Same with added bike

I immediately interrupted our chatter with a schoolmasterly "Shush!" and "Don't move, just for a sec" as an unfamiliar butterfly, reminiscent of a Hedge Brown but smaller and definitely bigger than a Blue, flickered about on blackthorn with sudden, soaring sallies to some young ashes, way beyond my iPhone range. Then down it obligingly came and click!  We have a new Black Hairstreak site to add to the 60 or so on record, and it is almost in our garden.

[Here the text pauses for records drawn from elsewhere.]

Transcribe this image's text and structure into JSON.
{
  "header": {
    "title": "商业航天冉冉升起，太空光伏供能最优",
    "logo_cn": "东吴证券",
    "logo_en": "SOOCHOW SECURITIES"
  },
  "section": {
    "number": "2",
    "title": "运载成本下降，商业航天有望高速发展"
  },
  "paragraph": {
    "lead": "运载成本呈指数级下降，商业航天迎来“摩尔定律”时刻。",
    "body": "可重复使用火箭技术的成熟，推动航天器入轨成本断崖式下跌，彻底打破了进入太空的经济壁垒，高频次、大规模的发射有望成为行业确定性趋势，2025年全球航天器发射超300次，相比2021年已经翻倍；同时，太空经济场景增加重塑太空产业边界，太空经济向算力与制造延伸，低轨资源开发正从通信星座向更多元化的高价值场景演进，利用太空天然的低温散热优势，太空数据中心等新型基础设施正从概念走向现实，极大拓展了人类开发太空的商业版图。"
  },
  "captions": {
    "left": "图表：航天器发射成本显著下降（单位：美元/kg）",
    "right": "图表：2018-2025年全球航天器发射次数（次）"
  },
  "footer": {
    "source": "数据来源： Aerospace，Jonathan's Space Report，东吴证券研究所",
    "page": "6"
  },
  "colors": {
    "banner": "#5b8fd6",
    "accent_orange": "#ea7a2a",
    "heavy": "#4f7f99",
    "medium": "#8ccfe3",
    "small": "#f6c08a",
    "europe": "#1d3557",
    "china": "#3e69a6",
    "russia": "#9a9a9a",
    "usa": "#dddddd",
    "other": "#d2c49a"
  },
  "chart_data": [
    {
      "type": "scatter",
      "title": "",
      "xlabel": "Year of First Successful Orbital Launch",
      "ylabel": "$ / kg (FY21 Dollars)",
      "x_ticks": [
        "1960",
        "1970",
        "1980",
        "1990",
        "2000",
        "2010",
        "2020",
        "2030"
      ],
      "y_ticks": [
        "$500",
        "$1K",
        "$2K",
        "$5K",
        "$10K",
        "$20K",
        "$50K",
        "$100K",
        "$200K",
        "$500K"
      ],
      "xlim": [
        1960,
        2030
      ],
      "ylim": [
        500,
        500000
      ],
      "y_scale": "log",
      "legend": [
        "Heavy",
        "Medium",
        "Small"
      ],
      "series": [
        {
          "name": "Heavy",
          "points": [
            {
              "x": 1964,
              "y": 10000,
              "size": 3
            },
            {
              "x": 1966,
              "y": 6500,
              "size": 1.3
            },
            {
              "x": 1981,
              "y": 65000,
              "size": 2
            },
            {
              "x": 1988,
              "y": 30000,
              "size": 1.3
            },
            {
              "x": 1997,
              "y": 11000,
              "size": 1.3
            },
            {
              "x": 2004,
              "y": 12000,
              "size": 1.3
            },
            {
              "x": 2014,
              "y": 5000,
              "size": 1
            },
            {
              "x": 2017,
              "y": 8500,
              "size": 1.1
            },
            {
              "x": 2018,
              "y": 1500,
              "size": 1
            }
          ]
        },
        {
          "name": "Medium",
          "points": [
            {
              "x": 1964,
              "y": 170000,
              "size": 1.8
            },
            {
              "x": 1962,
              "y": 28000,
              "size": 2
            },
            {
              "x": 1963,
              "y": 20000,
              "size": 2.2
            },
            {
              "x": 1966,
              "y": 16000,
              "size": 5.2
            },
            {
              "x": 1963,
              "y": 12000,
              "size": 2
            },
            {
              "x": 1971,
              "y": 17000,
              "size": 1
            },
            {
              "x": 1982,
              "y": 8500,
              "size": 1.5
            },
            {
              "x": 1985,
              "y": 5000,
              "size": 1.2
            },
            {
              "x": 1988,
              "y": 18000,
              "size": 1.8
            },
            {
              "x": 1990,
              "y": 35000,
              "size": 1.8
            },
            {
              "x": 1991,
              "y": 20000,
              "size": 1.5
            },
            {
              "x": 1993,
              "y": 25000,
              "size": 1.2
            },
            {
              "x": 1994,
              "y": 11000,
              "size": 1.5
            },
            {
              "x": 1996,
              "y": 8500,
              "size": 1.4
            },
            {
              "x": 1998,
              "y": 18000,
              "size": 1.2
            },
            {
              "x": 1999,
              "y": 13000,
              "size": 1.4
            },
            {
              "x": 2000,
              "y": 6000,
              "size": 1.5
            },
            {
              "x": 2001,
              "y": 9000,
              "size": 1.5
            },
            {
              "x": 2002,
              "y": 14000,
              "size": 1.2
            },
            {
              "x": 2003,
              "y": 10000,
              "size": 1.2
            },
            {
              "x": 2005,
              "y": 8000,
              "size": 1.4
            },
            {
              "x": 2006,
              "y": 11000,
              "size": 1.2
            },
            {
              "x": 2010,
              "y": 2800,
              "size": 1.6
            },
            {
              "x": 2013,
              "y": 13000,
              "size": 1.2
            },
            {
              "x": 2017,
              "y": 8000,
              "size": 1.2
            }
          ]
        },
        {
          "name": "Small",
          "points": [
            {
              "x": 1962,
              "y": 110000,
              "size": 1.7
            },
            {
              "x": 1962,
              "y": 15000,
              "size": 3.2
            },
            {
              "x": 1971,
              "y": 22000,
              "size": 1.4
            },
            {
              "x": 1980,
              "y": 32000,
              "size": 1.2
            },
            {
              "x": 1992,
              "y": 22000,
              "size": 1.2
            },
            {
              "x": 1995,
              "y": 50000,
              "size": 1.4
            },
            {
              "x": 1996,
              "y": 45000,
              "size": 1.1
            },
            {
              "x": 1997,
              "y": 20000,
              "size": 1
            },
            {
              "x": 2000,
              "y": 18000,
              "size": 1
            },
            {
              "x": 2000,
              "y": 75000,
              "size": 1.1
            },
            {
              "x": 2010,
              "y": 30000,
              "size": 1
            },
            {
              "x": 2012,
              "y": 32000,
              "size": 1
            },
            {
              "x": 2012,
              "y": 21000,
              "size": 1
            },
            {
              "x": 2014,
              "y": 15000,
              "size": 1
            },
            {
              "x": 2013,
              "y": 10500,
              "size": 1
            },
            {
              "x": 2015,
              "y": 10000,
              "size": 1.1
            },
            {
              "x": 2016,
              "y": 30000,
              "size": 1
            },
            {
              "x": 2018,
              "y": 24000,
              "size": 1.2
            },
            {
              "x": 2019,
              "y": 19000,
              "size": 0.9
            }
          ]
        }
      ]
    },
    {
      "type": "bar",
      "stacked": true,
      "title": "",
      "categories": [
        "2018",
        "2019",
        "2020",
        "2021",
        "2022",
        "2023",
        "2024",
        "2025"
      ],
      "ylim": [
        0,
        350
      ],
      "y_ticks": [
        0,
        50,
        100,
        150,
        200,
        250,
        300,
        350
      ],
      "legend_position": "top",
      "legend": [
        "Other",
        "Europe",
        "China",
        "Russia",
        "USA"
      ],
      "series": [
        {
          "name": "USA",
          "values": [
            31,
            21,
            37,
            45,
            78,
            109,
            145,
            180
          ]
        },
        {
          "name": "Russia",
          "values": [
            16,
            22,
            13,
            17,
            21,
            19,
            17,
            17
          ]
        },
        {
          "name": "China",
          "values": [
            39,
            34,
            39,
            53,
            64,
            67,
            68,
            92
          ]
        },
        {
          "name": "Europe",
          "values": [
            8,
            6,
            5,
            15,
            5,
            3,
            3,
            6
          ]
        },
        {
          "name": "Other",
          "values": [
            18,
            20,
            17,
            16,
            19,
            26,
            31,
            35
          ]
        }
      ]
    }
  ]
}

There were two of them on this initial visit and the following day I called by on my bike coming home from Oxford and had ten sightings, sometimes just of one, sometimes of two, but never as close as the first encounter. The picture immediately above was the best I could do. I will keep an eye on them but I am sure, given the mount of blackthorn, briar and bramble we have around here, that there will be other local sites. Butterfly Conservation do well to describe the species as very elusive rather than very rare. There just aren't that many people who know what they are and are looking out for them.

Last year's sighting was followed by my first-ever encounter with a Brown Hairstreak and I described 2022 as an annus mirabilis as a result. I reckon that 2023 has also earned that status now, at least so far as hairstreaks are concerned.


There was also a happy coda to this adventure. I unwittingly lost one of my bike's propellors which must have got entangled in the scrub which the hairstreaks so much like. Luckily, the bike is well-known round here and some Good Samaritan found the prop and stuck it on our gatepost. So now, like a hairstreak, I can fly again.